In chapter 5 “The Brain’s Big Lie,” she provides a delightful discussion of the work on dopamine and motivation, starting with the Olds and Milner brain stimulation-seeking rat (here’s the unrelated-to-the-book actual video, go to 2:30) and moving into the more recent literature. She seems to want to frame it as “the stupid basically-still-chimpanzee brain is lying” rather than “the incredibly well-tuned motivation circuits are hijacked.” Otherwise, for a lay-audience, I saw little room for improvement.

The “what the hell” effect was discussed in chapter 6: what happens after the sobered alcoholic falls off the wagon, or the dieter “blows” the day. I never realized how moralizing people get about their willpower failures, and how badly wrong they are about how morality works.
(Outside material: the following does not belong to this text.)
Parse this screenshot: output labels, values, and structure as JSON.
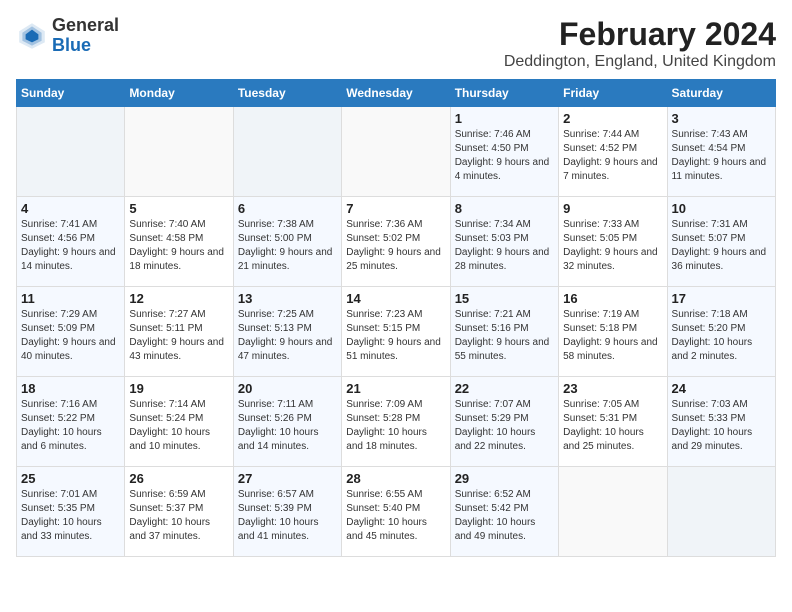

Here, she makes up somewhat for her bad advice in chapter 4 with the good advice: accept yourself in your present condition, and try again.
Chapter 7 was a discussion of behavioral economics. She talked about delayed discounting, and some of the human vs chimpanzee delay-of-gratification experiments, as well as the Walter Mischel marshmallow experiment (here’s an awesome kid-trying-not-to-eat-a-marshmallow video). What was new to me was some of the new work on improving “future self continuity.” Some of this included VR interactions with “old you,” but other exercises like writing letters to “future me.” It reminded me of GK Chesterton’s essay about rash vows: “The man who makes a vow makes an appointment with himself at some distant time or place.”
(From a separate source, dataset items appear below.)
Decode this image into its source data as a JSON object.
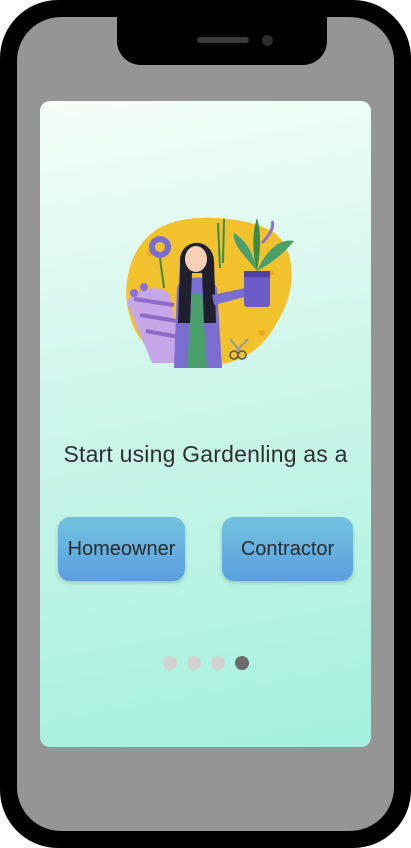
{
  "onboarding": {
    "prompt": "Start using Gardenling as a",
    "buttons": {
      "homeowner": "Homeowner",
      "contractor": "Contractor"
    },
    "pagination": {
      "total_pages": 4,
      "current_page": 4
    }
  },
  "illustration": {
    "icon": "gardener-woman-with-plants-illustration"
  },
  "colors": {
    "screen_gradient_top": "#f4fdf9",
    "screen_gradient_bottom": "#a4f0dd",
    "button_top": "#72c2de",
    "button_bottom": "#5a9ee0",
    "dot_inactive": "#d2d2d2",
    "dot_active": "#6b6b6b",
    "illustration_blob": "#f2c12e"
  }
}
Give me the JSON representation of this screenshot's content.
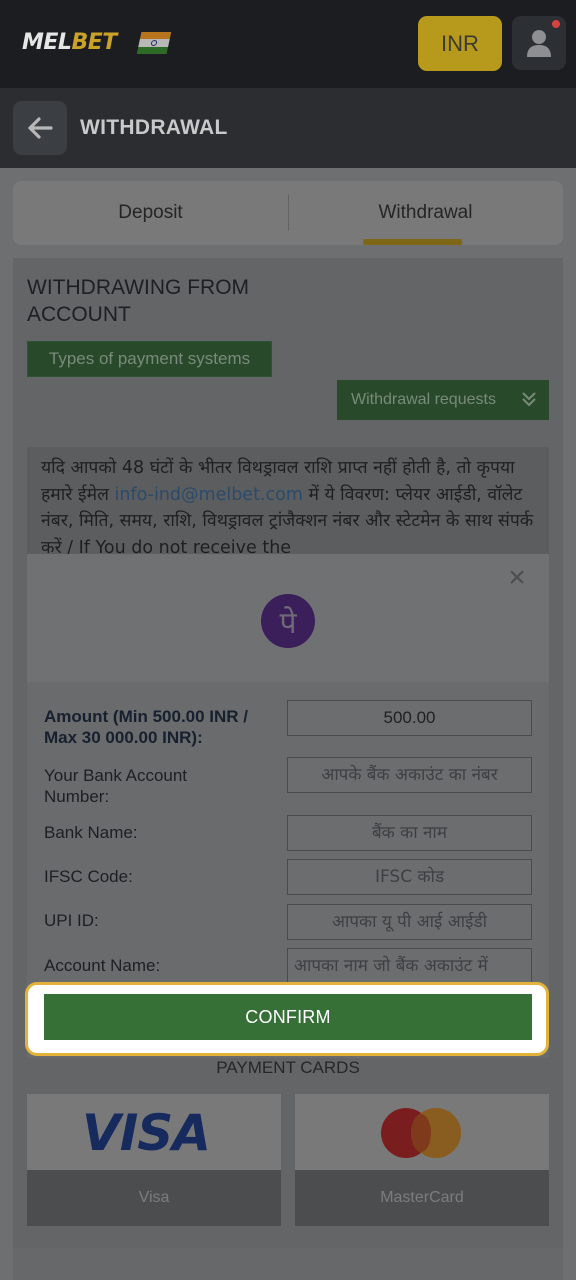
{
  "header": {
    "logo_part1": "MEL",
    "logo_part2": "BET",
    "currency_button": "INR",
    "flag_icon": "india-flag-icon",
    "user_icon": "user-icon"
  },
  "subheader": {
    "title": "WITHDRAWAL",
    "back_icon": "arrow-left-icon"
  },
  "tabs": [
    {
      "label": "Deposit",
      "active": false
    },
    {
      "label": "Withdrawal",
      "active": true
    }
  ],
  "section": {
    "title": "WITHDRAWING FROM ACCOUNT",
    "types_chip": "Types of payment systems",
    "requests_button": "Withdrawal requests"
  },
  "notice": {
    "text_before": "यदि आपको 48 घंटों के भीतर विथड्रावल राशि प्राप्त नहीं होती है, तो कृपया हमारे ईमेल ",
    "email": "info-ind@melbet.com",
    "text_after": " में ये विवरण: प्लेयर आईडी, वॉलेट नंबर, मिति, समय, राशि, विथड्रावल ट्रांजैक्शन नंबर और स्टेटमेन के साथ संपर्क करें / If You do not receive the"
  },
  "modal": {
    "close_icon": "close-icon",
    "method_icon": "phonepe-icon",
    "method_glyph": "पे",
    "fields": [
      {
        "label": "Amount (Min 500.00 INR / Max 30 000.00 INR):",
        "value": "500.00",
        "placeholder": ""
      },
      {
        "label": "Your Bank Account Number:",
        "value": "",
        "placeholder": "आपके बैंक अकाउंट का नंबर"
      },
      {
        "label": "Bank Name:",
        "value": "",
        "placeholder": "बैंक का नाम"
      },
      {
        "label": "IFSC Code:",
        "value": "",
        "placeholder": "IFSC कोड"
      },
      {
        "label": "UPI ID:",
        "value": "",
        "placeholder": "आपका यू पी आई आईडी"
      },
      {
        "label": "Account Name:",
        "value": "",
        "placeholder": "आपका नाम जो बैंक अकाउंट में"
      }
    ],
    "confirm_label": "CONFIRM"
  },
  "payment_cards": {
    "title": "PAYMENT CARDS",
    "cards": [
      {
        "logo_text": "VISA",
        "name": "Visa"
      },
      {
        "logo_text": "",
        "name": "MasterCard"
      }
    ]
  },
  "colors": {
    "accent_gold": "#e2b23a",
    "confirm_green": "#377037",
    "header_dark": "#1b1d20"
  }
}
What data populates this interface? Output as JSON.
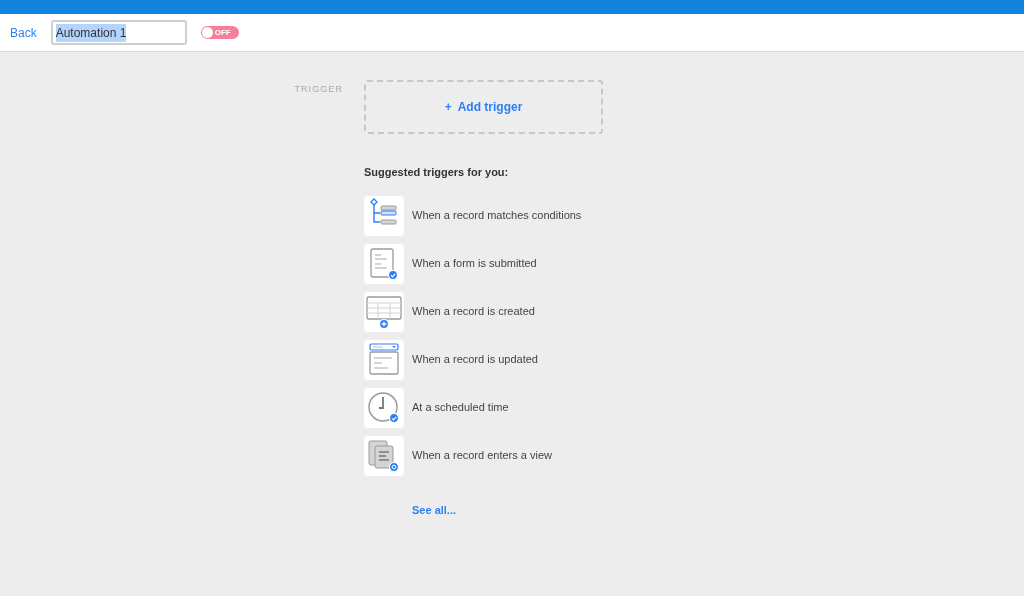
{
  "header": {
    "back": "Back",
    "name_field": {
      "value": "Automation 1",
      "selected_text": true
    },
    "toggle": {
      "on": false,
      "label": "OFF"
    }
  },
  "trigger": {
    "label": "TRIGGER",
    "add_button": {
      "icon": "+",
      "label": "Add trigger"
    }
  },
  "suggestions": {
    "heading": "Suggested triggers for you:",
    "items": [
      {
        "kind": "conditions",
        "label": "When a record matches conditions"
      },
      {
        "kind": "form",
        "label": "When a form is submitted"
      },
      {
        "kind": "created",
        "label": "When a record is created"
      },
      {
        "kind": "updated",
        "label": "When a record is updated"
      },
      {
        "kind": "scheduled",
        "label": "At a scheduled time"
      },
      {
        "kind": "view",
        "label": "When a record enters a view"
      }
    ],
    "see_all": "See all..."
  }
}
Chapter 8 focused on the contagion of willpower, bringing up the intriguing studies on the Naval Academy and Framingham. She described evidence of both good and bad behaviors spreading and she brought up the concept of the “social self.” These ideas are thought-provoking as we are rediscovering what the Greeks took for granted; i.e. that the “self” is only really a “self” in community.
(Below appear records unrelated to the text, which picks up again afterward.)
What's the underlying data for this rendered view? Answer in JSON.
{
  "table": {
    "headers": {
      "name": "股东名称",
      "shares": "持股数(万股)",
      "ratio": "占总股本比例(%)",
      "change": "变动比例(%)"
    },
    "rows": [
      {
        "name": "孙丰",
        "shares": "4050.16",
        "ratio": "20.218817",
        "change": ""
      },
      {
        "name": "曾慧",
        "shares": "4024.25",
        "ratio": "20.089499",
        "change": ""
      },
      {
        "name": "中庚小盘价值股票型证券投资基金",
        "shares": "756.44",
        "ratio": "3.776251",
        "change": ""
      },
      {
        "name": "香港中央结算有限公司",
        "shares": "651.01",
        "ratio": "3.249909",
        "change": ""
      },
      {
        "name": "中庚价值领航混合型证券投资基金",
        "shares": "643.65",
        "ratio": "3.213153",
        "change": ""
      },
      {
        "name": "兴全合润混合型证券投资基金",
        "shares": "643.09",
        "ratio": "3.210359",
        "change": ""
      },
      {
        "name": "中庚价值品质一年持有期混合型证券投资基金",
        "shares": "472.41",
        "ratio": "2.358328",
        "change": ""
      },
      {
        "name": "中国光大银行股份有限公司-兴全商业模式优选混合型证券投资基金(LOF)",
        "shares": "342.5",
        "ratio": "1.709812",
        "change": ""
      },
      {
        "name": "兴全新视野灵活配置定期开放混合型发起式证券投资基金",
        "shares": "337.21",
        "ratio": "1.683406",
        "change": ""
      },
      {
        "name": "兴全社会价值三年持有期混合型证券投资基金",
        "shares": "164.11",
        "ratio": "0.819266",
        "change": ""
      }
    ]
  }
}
Chapter 9 was a great treatment of the “White Bear” paradigm: telling people not to think about a white bear and then watching them squirm. She discusses a strategy that is often used in dialectical behavioral therapy and/or mindfulness therapies of “Surfing the Urge”; she recommends not fighting negative feelings or urges, but just experiencing them and observing how they affect the body. She covers a lot of work done on this effect, but has significant omission of Jeff Schwartz’s work on OCD.

Rating
4 out of 5. While spectacular and eminently usable, the omission of a mature discussion on virtue when writing a book about a virtue leads me to leave off granting a perfect rating.

Conclusion
In the end, she and reminds the reader to be a scientist: that is, to test her claims. I think this was a really effective approach. The Buddhist idea to experience the truth for yourself, or the Psalmists admonition to “taste and see” are (perhaps subconsciously) applied. Though I may quibble with some points, I think the Willpower Instinct is an important book with a very important message. It is a message that Americans desperately need to hear in the cacophony of voices that seems to say nothing other than, “Your failures are inevitable.” I am in total agreement with McGonigal’s mission to enhance willpower, and I agree with the conclusion of her book: “The is a secret for greater self-control, the science points to one thing: the power of paying attention.”